Date = c(201220,201240,201330,
201340,201420,
201120,201340,201420,201440,201540,
201640)
Enrolled<-data.frame(ID,Date)
I'm using dplyr to group the data by ID and to summarise various aspects about a given student's enrollment history
Enrollment.History<-dplyr::select(Enrolled,ID,Date)%>%group_by(ID)%>%summarise(Total.Semesters = n_distinct(Date),
First.Semester = min(Date))
I'm trying to get a measure for the number of enrollment gaps that each student has, as well as the size of the largest enrollment gap. The data frame shouls end up looking like this:
Enrollment.History$Gaps<-c(2,0,3,0)
Enrollment.History$Biggest.Gap<-c(1,0,7,0)
print(Enrollment.History)
I'm just trying to figure out what the best way to code those gap variables. Is it better to turn that Date variable into an ordered factor? I hope this is a simple solution
Upvotes: 2
Views: 525
Reputation: 70296
Since you are not dealing with real dates in a standard format, you can instead make use of factors to compute the gaps.
First you need to define a vector of all possible year/semester combinations ("Dates") in the correct order (this is important!).

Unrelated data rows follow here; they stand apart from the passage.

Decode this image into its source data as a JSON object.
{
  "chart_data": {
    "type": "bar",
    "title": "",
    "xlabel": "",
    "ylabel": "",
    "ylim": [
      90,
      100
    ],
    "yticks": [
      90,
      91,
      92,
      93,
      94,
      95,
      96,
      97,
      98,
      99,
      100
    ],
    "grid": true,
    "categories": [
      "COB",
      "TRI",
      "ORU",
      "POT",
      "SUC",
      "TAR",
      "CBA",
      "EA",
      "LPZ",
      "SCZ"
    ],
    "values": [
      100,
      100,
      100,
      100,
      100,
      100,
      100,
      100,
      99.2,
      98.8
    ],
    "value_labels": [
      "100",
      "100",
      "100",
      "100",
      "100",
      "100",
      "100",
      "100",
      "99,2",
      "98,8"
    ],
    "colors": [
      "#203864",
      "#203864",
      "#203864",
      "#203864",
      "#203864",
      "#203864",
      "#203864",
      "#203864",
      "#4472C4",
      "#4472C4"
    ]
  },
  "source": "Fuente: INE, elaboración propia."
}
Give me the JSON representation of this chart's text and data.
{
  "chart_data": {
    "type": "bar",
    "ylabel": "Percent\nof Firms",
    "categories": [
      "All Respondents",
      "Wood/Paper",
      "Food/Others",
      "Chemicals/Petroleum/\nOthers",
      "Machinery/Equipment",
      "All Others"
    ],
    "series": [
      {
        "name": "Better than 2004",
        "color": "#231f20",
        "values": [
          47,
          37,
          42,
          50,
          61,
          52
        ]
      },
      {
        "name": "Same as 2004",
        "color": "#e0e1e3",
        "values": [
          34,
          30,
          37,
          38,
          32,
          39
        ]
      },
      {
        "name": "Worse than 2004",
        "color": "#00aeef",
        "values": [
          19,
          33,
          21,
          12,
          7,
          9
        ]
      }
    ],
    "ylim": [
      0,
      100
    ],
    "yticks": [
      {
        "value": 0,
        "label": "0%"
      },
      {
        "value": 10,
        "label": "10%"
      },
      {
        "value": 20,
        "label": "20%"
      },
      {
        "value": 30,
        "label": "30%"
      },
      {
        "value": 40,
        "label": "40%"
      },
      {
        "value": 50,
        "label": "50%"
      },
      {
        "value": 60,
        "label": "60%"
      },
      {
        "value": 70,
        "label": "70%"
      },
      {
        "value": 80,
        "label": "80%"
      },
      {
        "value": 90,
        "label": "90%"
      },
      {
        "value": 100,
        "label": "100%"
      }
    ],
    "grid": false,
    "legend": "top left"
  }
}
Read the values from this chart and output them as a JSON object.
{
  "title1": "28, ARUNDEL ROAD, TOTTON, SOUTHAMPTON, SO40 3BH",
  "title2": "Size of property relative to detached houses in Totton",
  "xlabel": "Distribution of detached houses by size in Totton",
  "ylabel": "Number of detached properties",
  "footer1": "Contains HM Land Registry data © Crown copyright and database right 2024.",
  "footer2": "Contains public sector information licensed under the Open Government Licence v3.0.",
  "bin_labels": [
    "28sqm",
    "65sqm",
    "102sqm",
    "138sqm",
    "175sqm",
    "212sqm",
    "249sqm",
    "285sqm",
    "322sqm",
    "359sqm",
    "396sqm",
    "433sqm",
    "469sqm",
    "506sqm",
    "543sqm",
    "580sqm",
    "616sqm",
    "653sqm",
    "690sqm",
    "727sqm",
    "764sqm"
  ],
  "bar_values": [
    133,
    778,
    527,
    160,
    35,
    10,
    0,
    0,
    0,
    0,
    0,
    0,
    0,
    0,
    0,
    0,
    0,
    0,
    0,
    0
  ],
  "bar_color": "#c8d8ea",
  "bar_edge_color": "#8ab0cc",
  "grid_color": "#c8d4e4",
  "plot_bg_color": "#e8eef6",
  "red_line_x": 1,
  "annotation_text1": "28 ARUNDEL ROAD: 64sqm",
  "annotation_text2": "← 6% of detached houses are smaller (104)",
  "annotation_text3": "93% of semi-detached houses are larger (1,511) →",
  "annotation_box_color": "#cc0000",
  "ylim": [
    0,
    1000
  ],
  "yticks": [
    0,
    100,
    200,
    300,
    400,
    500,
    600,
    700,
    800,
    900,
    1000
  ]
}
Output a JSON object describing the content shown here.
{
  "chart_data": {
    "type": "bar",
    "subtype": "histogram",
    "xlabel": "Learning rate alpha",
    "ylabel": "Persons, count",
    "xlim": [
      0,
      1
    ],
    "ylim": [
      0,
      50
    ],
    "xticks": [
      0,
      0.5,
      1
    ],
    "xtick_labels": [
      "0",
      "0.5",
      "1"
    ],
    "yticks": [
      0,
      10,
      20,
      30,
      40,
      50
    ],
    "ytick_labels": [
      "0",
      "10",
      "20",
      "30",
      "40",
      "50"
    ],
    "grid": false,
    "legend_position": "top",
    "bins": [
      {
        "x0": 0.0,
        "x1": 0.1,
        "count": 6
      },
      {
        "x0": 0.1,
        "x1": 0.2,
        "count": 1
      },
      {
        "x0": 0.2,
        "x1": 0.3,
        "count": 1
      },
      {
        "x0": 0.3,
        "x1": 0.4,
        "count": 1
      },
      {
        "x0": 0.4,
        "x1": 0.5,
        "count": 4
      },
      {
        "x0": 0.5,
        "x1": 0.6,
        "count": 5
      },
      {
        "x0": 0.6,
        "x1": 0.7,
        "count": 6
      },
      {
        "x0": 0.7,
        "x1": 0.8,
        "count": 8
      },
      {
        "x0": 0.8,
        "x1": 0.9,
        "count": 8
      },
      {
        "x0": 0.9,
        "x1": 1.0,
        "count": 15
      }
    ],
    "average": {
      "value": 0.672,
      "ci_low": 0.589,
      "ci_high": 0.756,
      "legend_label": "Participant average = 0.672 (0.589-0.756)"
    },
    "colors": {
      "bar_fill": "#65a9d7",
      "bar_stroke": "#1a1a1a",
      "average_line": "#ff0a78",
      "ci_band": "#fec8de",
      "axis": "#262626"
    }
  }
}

all_semesters <- c(sapply(2011:2016, paste0, c(20,30,40)))
Then, you can create a new factor variable, arrange the data by ID and Date, and finally compute the maximum difference between two semesters:
Enrolled %>%
mutate(semester = factor(Enrolled$Date, levels = all_semesters)) %>%
group_by(ID) %>%
arrange(Date) %>%
summarise(max_gap = max(c(0, diff(as.integer(semester)) -1), na.rm = TRUE))
## A tibble: 4 × 2
# ID max_gap
# <dbl> <dbl>
#1 1 1
#2 2 0
#3 3 7
#4 4 0
I used max(c(0, ...))
in the summarise, because otherwise you would end up with -Inf
for IDs with a single entry.
Similarly, you could also achieve this by using match
instead of a factor:
Enrolled %>%
mutate(semester = match(Date, all_semesters)) %>%
group_by(ID) %>%
arrange(Date) %>%
summarise(max_gap = max(c(0, diff(semester) -1), na.rm = TRUE))
Upvotes: 2